Un document interne de travail rédigé par les services du Conseil Supérieur de l’Audiovisuel (CSA) a été rendu public sur le site internet Contexte. Daté de début novembre et composé d’une trentaine de pages, il démontre la difficulté d’imposer des obligations aux plateformes audiovisuelles étrangères.

Cet avis, publié par le CSA, intervient alors que le projet de loi sur l’audiovisuel doit être présenté au début du mois prochain au Conseil des ministres. Parmi les mesures phares du projet : l’obligation pour les plateformes étrangères comme Netflix et autres de participer au financement de la création audiovisuelle française et européenne à la hauteur des chaînes historiques de télévision (soit 16 % au minimum de leur chiffre d’affaires en France). Autre volonté du projet de loi, le fait de proposer dans les catalogues de contenus au minimum 30% de productions européennes.

Le CSA alerte sur la difficulté de régir ce type de convention sur des plateformes établis à l’étranger. Ainsi, l’autorité souhaiterait avoir des « prérogatives nouvelles lui permettant de tirer les conséquences pratiques d’une absence de conventionnement ». C’est-à-dire, une possibilité d’avoir une marge de manœuvre en cas de non application des obligations légales.

Le CSA devient l’Arcom

La réforme de l’audiovisuel consacrera la fusion entre Hadopi et le CSA sous le nom de l’Arcom pour Autorité de régulation de la communication audiovisuelle et numérique. Objectif : étendre le champ de compétences actuel du CSA et renforcer son périmètre d’action sur le numérique.

Pour Roch-Olivier Maistre, président du Conseil Supérieur de l’Audiovisuel : « l’Arcom ne sera pas le régulateur d’internet mais il pourra intervenir sur certaines plateformes de contenus, notamment de partage de vidéos ». Le Président du CSA a également affirmé son enthousiasme pour le projet de loi car il propose un changement de positionnement : « auparavant, nous étions spectateur car les acteurs internationaux n’étaient pas soumis aux obligations » a-t-il déclaré au micro d’Europe 1.
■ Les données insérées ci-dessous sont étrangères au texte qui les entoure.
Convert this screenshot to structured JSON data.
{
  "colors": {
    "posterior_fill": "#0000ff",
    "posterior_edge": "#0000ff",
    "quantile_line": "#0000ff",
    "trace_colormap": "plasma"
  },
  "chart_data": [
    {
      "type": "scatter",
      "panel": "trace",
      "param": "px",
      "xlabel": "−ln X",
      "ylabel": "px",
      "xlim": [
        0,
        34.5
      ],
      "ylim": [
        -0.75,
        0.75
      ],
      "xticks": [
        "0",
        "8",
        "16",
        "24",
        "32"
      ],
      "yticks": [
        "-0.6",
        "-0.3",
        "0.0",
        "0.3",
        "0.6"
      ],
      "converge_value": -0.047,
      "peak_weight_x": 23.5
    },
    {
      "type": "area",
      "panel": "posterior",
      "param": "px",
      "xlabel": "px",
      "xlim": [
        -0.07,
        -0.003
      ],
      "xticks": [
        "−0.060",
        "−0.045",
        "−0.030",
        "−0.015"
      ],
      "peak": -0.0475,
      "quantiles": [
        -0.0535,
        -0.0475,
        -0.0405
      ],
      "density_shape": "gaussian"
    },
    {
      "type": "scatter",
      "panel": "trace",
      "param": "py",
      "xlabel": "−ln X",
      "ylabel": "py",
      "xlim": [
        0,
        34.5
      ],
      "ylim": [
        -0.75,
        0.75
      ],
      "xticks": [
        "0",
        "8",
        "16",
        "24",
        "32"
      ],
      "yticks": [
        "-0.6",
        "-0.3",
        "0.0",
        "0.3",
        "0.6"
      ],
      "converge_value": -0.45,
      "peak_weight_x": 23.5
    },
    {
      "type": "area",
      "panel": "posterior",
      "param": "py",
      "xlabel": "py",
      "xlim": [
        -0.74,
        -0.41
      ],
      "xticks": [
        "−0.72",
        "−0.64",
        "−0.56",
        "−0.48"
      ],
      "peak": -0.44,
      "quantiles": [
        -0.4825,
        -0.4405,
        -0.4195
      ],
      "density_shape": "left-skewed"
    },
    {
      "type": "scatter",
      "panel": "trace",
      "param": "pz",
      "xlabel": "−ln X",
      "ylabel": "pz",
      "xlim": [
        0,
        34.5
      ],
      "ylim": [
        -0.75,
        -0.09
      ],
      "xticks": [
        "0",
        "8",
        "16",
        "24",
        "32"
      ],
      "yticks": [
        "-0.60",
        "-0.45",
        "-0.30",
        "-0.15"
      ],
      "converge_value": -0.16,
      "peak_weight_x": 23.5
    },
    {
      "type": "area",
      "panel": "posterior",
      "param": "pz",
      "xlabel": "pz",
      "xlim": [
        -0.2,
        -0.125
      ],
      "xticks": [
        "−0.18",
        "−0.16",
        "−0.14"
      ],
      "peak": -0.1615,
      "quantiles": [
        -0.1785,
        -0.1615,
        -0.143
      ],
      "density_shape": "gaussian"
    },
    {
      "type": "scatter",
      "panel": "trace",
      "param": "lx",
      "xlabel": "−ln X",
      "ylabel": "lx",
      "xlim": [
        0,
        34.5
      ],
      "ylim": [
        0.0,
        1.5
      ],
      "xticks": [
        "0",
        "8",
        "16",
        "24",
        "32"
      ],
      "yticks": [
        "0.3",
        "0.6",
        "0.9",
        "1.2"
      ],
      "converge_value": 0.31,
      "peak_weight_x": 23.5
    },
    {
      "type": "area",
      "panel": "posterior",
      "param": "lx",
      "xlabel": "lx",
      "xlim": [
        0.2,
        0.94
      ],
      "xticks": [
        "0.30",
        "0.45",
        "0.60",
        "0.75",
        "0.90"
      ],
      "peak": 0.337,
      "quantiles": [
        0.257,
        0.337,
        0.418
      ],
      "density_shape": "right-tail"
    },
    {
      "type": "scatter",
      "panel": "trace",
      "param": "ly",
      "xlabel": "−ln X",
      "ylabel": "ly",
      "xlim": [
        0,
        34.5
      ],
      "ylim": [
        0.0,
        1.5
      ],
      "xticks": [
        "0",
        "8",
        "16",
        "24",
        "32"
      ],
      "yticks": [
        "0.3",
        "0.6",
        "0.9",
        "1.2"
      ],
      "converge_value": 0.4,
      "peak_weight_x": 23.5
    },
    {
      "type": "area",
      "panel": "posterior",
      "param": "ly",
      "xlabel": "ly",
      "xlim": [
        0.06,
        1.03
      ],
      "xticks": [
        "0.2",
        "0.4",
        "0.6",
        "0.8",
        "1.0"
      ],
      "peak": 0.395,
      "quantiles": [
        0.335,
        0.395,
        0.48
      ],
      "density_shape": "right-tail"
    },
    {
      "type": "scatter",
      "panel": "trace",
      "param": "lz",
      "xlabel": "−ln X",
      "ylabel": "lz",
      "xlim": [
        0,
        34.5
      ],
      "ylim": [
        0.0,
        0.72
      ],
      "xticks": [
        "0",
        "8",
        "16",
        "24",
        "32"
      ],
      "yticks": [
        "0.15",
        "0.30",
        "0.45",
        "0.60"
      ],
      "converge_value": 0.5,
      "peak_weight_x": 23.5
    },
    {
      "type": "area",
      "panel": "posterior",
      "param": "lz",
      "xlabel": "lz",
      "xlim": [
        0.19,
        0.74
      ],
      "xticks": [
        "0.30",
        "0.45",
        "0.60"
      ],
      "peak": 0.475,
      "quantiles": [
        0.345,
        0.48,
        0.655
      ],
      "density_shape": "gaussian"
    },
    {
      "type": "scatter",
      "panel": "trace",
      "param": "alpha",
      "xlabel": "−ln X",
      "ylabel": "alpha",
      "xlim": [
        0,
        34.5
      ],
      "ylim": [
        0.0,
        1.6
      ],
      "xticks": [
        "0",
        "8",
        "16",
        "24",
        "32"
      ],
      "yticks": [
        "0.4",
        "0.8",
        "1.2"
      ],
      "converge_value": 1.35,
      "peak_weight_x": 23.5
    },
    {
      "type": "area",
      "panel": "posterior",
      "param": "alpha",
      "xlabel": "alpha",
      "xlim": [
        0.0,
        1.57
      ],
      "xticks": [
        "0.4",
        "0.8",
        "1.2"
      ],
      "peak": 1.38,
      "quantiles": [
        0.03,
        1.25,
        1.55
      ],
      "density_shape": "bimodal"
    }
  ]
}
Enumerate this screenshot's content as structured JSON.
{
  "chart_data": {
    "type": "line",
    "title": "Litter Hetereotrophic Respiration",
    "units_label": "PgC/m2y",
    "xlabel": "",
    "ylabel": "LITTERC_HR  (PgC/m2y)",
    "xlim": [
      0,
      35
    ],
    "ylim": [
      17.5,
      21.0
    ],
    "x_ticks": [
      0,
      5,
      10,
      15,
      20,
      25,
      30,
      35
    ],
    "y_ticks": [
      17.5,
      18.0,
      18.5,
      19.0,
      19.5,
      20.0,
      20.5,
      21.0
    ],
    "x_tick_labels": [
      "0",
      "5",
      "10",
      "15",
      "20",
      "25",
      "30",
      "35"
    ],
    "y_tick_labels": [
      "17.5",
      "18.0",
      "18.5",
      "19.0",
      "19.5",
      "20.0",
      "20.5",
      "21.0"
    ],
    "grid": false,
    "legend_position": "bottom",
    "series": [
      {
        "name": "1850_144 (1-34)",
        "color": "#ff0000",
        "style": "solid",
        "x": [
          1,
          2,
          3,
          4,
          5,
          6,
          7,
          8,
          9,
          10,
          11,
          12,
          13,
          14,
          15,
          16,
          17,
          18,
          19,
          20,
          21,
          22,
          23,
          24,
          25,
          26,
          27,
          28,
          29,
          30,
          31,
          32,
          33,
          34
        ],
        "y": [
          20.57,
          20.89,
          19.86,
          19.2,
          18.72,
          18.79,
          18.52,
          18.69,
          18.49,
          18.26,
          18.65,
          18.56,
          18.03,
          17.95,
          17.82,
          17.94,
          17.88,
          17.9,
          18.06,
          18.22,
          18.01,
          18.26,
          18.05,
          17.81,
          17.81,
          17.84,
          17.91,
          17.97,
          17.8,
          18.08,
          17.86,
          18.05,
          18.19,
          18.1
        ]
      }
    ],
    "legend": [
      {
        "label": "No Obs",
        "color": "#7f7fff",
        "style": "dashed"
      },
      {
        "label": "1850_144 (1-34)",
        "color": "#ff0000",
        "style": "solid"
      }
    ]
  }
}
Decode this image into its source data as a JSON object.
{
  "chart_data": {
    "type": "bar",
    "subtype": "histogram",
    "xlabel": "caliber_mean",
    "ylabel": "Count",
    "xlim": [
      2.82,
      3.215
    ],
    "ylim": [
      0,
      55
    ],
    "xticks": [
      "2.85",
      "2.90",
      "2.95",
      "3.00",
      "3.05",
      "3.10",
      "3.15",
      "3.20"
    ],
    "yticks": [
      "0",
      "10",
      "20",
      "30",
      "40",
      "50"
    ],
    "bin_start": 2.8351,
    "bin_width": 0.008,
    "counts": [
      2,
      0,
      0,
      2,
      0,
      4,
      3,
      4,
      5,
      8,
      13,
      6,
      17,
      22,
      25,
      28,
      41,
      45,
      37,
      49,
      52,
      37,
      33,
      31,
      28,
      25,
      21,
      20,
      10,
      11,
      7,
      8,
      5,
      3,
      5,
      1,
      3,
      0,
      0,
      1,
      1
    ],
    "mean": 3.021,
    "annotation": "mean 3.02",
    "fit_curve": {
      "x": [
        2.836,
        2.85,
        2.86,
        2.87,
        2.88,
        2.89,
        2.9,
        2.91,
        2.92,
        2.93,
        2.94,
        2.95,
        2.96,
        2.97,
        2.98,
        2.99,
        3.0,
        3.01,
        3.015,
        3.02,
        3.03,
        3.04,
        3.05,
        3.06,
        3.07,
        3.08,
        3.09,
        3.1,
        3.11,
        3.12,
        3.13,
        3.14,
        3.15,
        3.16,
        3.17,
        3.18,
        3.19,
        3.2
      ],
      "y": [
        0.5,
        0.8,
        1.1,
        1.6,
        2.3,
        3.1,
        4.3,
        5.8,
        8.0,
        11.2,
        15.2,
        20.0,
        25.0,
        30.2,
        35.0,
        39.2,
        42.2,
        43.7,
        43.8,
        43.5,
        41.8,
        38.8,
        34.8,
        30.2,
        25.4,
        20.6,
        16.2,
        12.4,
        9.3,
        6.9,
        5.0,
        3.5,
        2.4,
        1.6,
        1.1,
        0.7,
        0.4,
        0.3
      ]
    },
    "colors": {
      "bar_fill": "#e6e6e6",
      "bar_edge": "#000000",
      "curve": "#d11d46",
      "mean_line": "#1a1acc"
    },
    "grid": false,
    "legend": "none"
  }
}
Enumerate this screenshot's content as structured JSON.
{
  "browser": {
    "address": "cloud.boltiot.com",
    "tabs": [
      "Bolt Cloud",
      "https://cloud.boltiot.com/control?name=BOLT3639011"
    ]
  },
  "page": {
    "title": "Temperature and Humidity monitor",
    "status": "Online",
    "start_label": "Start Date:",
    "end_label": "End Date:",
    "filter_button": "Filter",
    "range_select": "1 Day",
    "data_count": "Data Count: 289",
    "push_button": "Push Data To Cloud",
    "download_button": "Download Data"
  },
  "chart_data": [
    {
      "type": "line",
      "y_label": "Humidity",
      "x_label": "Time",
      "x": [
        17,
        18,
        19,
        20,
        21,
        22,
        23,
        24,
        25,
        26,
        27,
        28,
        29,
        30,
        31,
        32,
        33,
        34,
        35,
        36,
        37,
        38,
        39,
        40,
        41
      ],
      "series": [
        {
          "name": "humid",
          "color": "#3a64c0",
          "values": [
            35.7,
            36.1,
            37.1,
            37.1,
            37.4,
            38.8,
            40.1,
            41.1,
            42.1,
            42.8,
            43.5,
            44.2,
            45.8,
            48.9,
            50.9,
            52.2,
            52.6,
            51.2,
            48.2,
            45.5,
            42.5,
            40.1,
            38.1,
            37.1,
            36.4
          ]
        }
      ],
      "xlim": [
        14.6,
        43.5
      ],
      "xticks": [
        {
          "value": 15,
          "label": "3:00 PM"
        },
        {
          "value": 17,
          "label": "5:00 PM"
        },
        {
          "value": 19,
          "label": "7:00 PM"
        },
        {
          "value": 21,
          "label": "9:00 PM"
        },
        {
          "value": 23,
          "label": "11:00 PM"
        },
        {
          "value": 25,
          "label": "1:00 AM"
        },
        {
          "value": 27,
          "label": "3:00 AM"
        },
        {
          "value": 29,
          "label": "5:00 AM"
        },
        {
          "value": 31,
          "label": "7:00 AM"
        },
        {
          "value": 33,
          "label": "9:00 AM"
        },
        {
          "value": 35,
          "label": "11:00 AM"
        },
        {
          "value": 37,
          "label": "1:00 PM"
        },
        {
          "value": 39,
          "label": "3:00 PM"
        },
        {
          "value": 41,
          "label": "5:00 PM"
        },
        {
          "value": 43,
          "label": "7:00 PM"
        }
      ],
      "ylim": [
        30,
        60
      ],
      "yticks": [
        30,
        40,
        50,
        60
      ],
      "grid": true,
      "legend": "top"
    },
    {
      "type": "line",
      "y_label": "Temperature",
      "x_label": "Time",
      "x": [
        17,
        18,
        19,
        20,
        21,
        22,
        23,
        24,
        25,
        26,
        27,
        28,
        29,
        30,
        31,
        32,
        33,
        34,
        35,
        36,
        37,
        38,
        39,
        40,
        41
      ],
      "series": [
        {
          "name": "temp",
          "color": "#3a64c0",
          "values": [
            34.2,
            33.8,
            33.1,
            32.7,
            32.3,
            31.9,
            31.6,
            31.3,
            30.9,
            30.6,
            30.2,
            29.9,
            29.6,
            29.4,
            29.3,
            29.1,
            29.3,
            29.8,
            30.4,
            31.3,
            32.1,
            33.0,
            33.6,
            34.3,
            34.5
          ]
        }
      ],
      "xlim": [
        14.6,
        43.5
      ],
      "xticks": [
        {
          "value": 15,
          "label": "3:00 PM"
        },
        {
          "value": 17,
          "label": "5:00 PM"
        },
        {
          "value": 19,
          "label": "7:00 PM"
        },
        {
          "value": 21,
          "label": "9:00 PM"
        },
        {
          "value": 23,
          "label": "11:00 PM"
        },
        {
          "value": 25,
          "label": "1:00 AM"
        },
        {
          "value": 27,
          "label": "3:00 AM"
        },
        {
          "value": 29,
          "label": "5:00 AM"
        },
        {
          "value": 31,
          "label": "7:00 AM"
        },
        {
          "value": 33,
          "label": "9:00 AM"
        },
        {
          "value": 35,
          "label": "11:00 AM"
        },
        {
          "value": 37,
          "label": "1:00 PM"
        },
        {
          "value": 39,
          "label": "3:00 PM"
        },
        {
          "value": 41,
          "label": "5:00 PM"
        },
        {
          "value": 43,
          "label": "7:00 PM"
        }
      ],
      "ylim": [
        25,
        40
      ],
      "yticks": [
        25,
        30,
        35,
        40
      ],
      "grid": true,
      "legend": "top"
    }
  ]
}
Autant sur le plan législatif que sur celui de la consommation des contenus, l’avenir des plateformes audiovisuelles semble soumis à différents bouleversements. Avec l’arrivée de nouveaux concurrents comme Disney+ et Apple TV+, le géant Netflix restera-t-il leader des plateformes SVOD ? Une enquête publiée par Médiamétrie en octobre dernier montre que 13 millions de Français ont regardé Netflix sur les 12 derniers mois, soit 4 utilisateurs de SVOD sur 5.